Gyeongju Cherry Blossom Marathon: April 4
If you’d like to run under a sea of falling petals, you can take part in the 24th Gyeongju Cherry Blossom Marathon. Beginning at Gyeongju Culture Expo Square, the mostly flat course, can be run in 5km, 10km, half or full marathon distances.
For more information and to register, visit the Cherry Marathon Website.
Seokchon Lake Cherry Blossom Festival: April 10 – 12
This man-made lake with walking paths is divided into 2 basins, both of which are bordered by cherry blossom trees.
While you’re there, why not stop by one of our favourite places in Seoul: The Hosoo Bakery and Cafe.
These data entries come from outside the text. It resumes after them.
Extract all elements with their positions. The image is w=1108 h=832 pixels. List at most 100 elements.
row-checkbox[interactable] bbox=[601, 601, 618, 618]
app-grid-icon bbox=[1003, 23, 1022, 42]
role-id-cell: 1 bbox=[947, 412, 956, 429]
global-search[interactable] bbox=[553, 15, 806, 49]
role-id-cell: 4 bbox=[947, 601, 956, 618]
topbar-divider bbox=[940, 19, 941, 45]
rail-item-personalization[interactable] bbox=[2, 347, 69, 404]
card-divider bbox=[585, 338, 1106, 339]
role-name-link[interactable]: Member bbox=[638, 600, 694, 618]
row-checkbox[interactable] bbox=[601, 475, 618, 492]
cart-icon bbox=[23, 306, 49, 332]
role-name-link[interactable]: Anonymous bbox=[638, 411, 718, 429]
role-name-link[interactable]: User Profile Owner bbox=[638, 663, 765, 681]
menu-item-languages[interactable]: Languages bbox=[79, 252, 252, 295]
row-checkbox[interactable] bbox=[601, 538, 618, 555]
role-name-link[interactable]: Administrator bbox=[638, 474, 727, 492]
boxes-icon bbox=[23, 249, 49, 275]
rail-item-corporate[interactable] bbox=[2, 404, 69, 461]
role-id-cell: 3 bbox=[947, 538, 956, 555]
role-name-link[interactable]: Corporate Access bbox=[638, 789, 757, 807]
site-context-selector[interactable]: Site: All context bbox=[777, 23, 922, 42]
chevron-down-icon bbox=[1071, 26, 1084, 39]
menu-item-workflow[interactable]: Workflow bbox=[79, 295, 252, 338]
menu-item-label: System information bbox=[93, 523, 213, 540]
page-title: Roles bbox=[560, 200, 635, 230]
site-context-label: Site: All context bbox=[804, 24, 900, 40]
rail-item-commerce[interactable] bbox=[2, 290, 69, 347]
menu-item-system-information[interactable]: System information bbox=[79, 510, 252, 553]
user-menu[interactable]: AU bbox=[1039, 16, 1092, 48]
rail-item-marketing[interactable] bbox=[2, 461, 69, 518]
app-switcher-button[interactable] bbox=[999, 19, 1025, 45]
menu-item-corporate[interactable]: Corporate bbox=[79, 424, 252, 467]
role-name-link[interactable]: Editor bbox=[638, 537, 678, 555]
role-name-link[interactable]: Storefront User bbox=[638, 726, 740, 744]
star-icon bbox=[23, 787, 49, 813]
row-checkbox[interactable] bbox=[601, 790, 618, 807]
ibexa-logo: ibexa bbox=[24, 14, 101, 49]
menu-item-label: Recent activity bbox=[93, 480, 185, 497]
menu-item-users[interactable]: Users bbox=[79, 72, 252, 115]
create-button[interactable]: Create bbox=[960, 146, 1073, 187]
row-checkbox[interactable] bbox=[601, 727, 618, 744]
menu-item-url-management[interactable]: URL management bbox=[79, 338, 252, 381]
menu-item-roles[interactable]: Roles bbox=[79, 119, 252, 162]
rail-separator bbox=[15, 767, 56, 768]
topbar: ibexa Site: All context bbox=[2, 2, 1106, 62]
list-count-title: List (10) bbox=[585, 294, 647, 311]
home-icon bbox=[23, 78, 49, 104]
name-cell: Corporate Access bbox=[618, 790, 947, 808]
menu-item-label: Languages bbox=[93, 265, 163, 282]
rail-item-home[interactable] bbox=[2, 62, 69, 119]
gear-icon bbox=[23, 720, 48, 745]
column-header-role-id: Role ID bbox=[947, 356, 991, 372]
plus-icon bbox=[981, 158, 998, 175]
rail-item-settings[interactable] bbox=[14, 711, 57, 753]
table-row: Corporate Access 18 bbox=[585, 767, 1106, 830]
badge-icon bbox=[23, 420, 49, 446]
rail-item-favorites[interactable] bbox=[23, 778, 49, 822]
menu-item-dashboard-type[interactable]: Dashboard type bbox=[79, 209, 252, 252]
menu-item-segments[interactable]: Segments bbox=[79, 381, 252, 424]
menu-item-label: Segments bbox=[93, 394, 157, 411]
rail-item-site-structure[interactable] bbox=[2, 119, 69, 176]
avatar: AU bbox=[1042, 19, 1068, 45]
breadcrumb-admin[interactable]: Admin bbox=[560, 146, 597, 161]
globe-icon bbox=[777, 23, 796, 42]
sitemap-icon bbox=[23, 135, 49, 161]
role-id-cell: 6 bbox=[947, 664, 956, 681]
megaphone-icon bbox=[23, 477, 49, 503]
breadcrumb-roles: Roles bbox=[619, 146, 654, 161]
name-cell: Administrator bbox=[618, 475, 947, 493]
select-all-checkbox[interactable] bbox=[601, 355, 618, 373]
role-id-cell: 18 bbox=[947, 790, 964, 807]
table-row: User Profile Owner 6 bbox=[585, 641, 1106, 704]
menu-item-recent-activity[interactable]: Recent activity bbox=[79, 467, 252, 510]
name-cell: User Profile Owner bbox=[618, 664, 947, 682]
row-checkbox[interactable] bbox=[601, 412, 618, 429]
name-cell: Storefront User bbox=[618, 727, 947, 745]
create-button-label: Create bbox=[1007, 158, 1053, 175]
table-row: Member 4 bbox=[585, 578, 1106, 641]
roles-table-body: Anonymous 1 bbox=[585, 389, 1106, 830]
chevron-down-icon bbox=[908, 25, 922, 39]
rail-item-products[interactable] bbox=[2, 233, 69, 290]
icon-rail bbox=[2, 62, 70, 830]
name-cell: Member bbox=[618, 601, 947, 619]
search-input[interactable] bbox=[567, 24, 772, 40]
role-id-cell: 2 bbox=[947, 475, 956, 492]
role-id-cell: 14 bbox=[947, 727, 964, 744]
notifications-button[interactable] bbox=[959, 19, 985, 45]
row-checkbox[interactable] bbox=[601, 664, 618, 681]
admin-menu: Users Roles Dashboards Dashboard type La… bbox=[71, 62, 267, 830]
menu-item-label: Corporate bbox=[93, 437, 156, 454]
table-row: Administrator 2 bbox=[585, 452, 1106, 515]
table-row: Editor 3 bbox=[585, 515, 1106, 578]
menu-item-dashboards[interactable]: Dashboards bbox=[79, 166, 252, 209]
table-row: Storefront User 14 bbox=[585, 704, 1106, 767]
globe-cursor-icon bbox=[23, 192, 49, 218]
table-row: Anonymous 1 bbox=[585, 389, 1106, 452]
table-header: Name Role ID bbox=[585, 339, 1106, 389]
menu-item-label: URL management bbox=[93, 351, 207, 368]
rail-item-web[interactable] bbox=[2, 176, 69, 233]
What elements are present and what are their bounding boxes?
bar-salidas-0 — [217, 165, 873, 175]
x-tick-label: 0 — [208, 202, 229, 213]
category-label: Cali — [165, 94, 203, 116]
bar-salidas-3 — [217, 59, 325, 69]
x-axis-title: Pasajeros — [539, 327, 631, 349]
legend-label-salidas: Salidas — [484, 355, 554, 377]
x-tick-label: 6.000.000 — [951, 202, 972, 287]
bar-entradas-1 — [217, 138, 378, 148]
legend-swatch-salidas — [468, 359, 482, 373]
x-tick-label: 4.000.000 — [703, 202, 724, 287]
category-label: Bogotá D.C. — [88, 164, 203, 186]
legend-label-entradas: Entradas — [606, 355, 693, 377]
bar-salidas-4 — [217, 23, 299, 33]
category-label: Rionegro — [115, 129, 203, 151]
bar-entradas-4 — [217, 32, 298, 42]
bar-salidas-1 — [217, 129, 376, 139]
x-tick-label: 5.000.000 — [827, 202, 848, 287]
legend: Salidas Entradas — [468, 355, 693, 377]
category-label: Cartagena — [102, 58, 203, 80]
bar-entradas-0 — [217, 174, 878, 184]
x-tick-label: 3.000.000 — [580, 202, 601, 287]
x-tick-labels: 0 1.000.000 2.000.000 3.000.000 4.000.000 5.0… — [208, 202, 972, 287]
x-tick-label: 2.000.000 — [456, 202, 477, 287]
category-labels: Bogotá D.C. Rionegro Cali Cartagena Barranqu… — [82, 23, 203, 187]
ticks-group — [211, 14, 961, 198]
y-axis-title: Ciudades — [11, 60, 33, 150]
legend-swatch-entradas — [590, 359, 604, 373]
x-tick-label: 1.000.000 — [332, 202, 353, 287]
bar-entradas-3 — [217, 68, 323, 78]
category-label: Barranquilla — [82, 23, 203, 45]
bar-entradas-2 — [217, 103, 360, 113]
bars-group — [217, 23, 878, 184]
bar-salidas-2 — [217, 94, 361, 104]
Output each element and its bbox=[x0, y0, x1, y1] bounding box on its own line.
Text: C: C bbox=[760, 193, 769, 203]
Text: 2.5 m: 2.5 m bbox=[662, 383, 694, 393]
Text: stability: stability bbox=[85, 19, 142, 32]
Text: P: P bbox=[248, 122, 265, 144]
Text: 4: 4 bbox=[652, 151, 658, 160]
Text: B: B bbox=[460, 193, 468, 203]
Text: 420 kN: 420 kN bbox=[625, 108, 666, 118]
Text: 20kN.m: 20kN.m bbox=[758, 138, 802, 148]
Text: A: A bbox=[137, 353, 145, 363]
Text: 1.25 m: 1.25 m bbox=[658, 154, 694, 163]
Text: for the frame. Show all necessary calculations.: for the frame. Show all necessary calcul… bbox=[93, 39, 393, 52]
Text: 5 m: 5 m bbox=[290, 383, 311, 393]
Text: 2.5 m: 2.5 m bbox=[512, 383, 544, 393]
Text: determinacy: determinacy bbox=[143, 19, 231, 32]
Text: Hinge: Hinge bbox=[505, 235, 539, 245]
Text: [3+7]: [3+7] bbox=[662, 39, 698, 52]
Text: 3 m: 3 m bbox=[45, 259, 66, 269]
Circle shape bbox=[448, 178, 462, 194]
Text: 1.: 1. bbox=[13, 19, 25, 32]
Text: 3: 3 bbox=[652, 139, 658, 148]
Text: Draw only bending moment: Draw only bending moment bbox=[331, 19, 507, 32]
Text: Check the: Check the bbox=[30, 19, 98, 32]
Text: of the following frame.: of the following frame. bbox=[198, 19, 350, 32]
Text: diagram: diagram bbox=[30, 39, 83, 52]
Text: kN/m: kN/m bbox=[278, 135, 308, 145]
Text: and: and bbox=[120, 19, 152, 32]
You can sip a latte while you watch the petals gloriously falling to the ground.
To get there: Head to Jamsil Station on Line 2, and take Exit 3.
Cheongpunghoban Cherry Blossom Festival: April 10 – 12
Taking place along the 13 kilometre Cheongpong Lake Road, at this festival, you can see thousands of mature cherry trees, a street concert, magic show and parade. Medicinal teas and food made from wild herbs native to the area will be on offer, and if you’re really brave, you can even bunjee jump!
To get there: Take an intercity bus to Jecheon Terminal. From Dong Seoul Terminal, the bus leaves at 10 – 30 minute intervals, starting at 6:30 in the morning. The last bus leaves at 21:00.
Everyone in the country wants a glimpse of these stunning flowers, so cherry blossom festivals can be seriously crowded. Koreans are not really morning people, so if you’re able to, visit during off-peak hours. Attend on a weekday, in the early morning, and you’ll be sure to have lots of space to truly enjoy the romance of the blossoms. Make sure you bring your camera!
Of course, if you want to avoid the crowds, you don’t have to attend any of these festivals. The trees will be blooming in force all over the country. In Seoul, one of my favourite places to see the cherry blossoms is at Bongeunsa, next to Coex Mall. Last spring, I had the temple and the trees scattered around it’s grounds practically to myself. Just make sure you get out for a stroll before the cherry blossoms disappear.